И еще одно сразу же привлекло внимание Черноярова к Дробышеву. Из рассказов тех, кто раньше служил в пулеметной роте, Чернояров знал, что был во взводе Дробышева злой, язвительный солдат Чалый, который буквально изводил молоденького лейтенанта насмешками, каверзными вопросами и оскорбительным недоверием. Узнав, что Дробышев и Чалый вернулись из госпиталя, Чернояров решил Чалого определить в другой взвод. Но к его удивлению, Дробышев с яростной настойчивостью потребовал, чтобы Чалого оставили в его взводе и не наводчиком пулемета, кем он был раньше, а назначили командиром расчета с присвоением ему звания сержанта. Он с юношеским жаром доказывал, что Чалый и пулеметчик прекрасный, и человек замечательный, что, став командиром, он сделает свой расчет лучшим и не дрогнет в самом тяжелом бою. Под напором Дробышева Чернояров впервые в своей командирской деятельности отказался от своего прежнего решения и сделал так, как просил подчиненный. И теперь он нисколько не раскаивался в этом. Чалый действительно толково командовал своими пулеметчиками и, хоть серьезных боев еще не было, всегда держался как многоопытный фронтовик.
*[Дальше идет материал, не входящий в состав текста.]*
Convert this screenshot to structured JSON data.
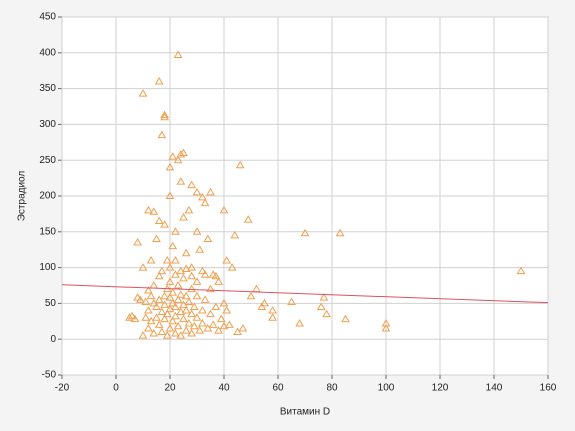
{
  "chart_data": {
    "type": "scatter",
    "x_label": "Витамин D",
    "y_label": "Эстрадиол",
    "xlim": [
      -20,
      160
    ],
    "xticks": [
      -20,
      0,
      20,
      40,
      60,
      80,
      100,
      120,
      140,
      160
    ],
    "ylim": [
      -50,
      450
    ],
    "yticks": [
      -50,
      0,
      50,
      100,
      150,
      200,
      250,
      300,
      350,
      400,
      450
    ],
    "grid": true,
    "series": [
      {
        "color": "#f0a050",
        "x": [
          10,
          12,
          13,
          14,
          15,
          15,
          16,
          16,
          17,
          17,
          18,
          18,
          18,
          19,
          19,
          19,
          20,
          20,
          20,
          20,
          21,
          21,
          21,
          22,
          22,
          22,
          22,
          23,
          23,
          23,
          24,
          24,
          24,
          25,
          25,
          25,
          26,
          26,
          26,
          27,
          27,
          28,
          28,
          28,
          29,
          29,
          30,
          30,
          31,
          32,
          32,
          33,
          34,
          35,
          36,
          37,
          38,
          39,
          40,
          41,
          13,
          14,
          12,
          11,
          9,
          8,
          6,
          5,
          7,
          16,
          17,
          20,
          22,
          24,
          26,
          28,
          30,
          33,
          35,
          37,
          12,
          14,
          11,
          10,
          13,
          15,
          8,
          12,
          14,
          16,
          18,
          20,
          22,
          21,
          19,
          25,
          27,
          26,
          31,
          30,
          34,
          28,
          32,
          36,
          38,
          41,
          43,
          44,
          40,
          49,
          24,
          28,
          30,
          32,
          35,
          33,
          20,
          21,
          23,
          24,
          25,
          17,
          18,
          18,
          10,
          16,
          23,
          46,
          70,
          83,
          150,
          100,
          100,
          85,
          78,
          76,
          77,
          68,
          65,
          58,
          58,
          55,
          52,
          50,
          45,
          42,
          40,
          47,
          54
        ],
        "y": [
          5,
          15,
          25,
          8,
          30,
          45,
          55,
          20,
          10,
          38,
          60,
          28,
          48,
          5,
          35,
          70,
          15,
          42,
          58,
          80,
          25,
          50,
          65,
          8,
          32,
          45,
          90,
          18,
          55,
          75,
          5,
          38,
          62,
          28,
          48,
          85,
          12,
          40,
          60,
          22,
          52,
          8,
          35,
          70,
          18,
          45,
          30,
          60,
          12,
          40,
          22,
          55,
          15,
          35,
          20,
          45,
          12,
          28,
          18,
          40,
          60,
          75,
          40,
          30,
          55,
          58,
          32,
          30,
          28,
          88,
          95,
          100,
          110,
          95,
          98,
          88,
          80,
          90,
          70,
          88,
          68,
          50,
          52,
          100,
          110,
          140,
          135,
          180,
          178,
          165,
          160,
          200,
          150,
          130,
          110,
          170,
          180,
          120,
          125,
          150,
          140,
          100,
          95,
          90,
          80,
          110,
          100,
          145,
          180,
          167,
          220,
          215,
          205,
          198,
          205,
          190,
          240,
          255,
          250,
          258,
          260,
          285,
          313,
          310,
          343,
          360,
          397,
          243,
          148,
          148,
          95,
          22,
          15,
          28,
          35,
          45,
          58,
          22,
          52,
          40,
          30,
          50,
          70,
          60,
          10,
          20,
          50,
          15,
          45
        ]
      }
    ],
    "trend_line": {
      "color": "#e05060",
      "x": [
        -20,
        160
      ],
      "y": [
        76,
        51
      ]
    }
  }
}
— Значит, все роет и роет, — зная, что Дробышев устал и задерживать его нехорошо, но внутренне не желая отпускать его, проговорил Чернояров. — Ну что же, и мы не меньше копаем, а, пожалуй, и побольше. Что это у вас? — увидев в руке Дробышева толстую книгу, спросил он.

— Томик Куприна достал в первом батальоне. Замечательная вещь! — воскликнул Дробышев. — Я давно мечтал прочитать, да как-то не попадалось больших сборников, все брошюрки тоненькие. А тут смотрите: и «Поединок», и «Гранатовый браслет», и «Олеся», и рассказов штук пятьдесят. Хотите почитать, товарищ старший лейтенант, я еще «Войну и мир» не дочитал.

— Да некогда читать-то, — смущенно пробормотал Чернояров, вспомнив, что уже много лет, кроме уставов, наставлений и различных пособий, никаких книг не читал. — Дела все, работа.

— Да в перерывах, знаете, затишье когда. А у нас теперь все время затишье, бои-то неизвестно когда начнутся, — пылко убеждал Дробышев. — В этой книге такие вещи, такие вещи… Только читать начнете, не оторветесь. Просто дух захватывает, как будто на крыльях взлетаешь.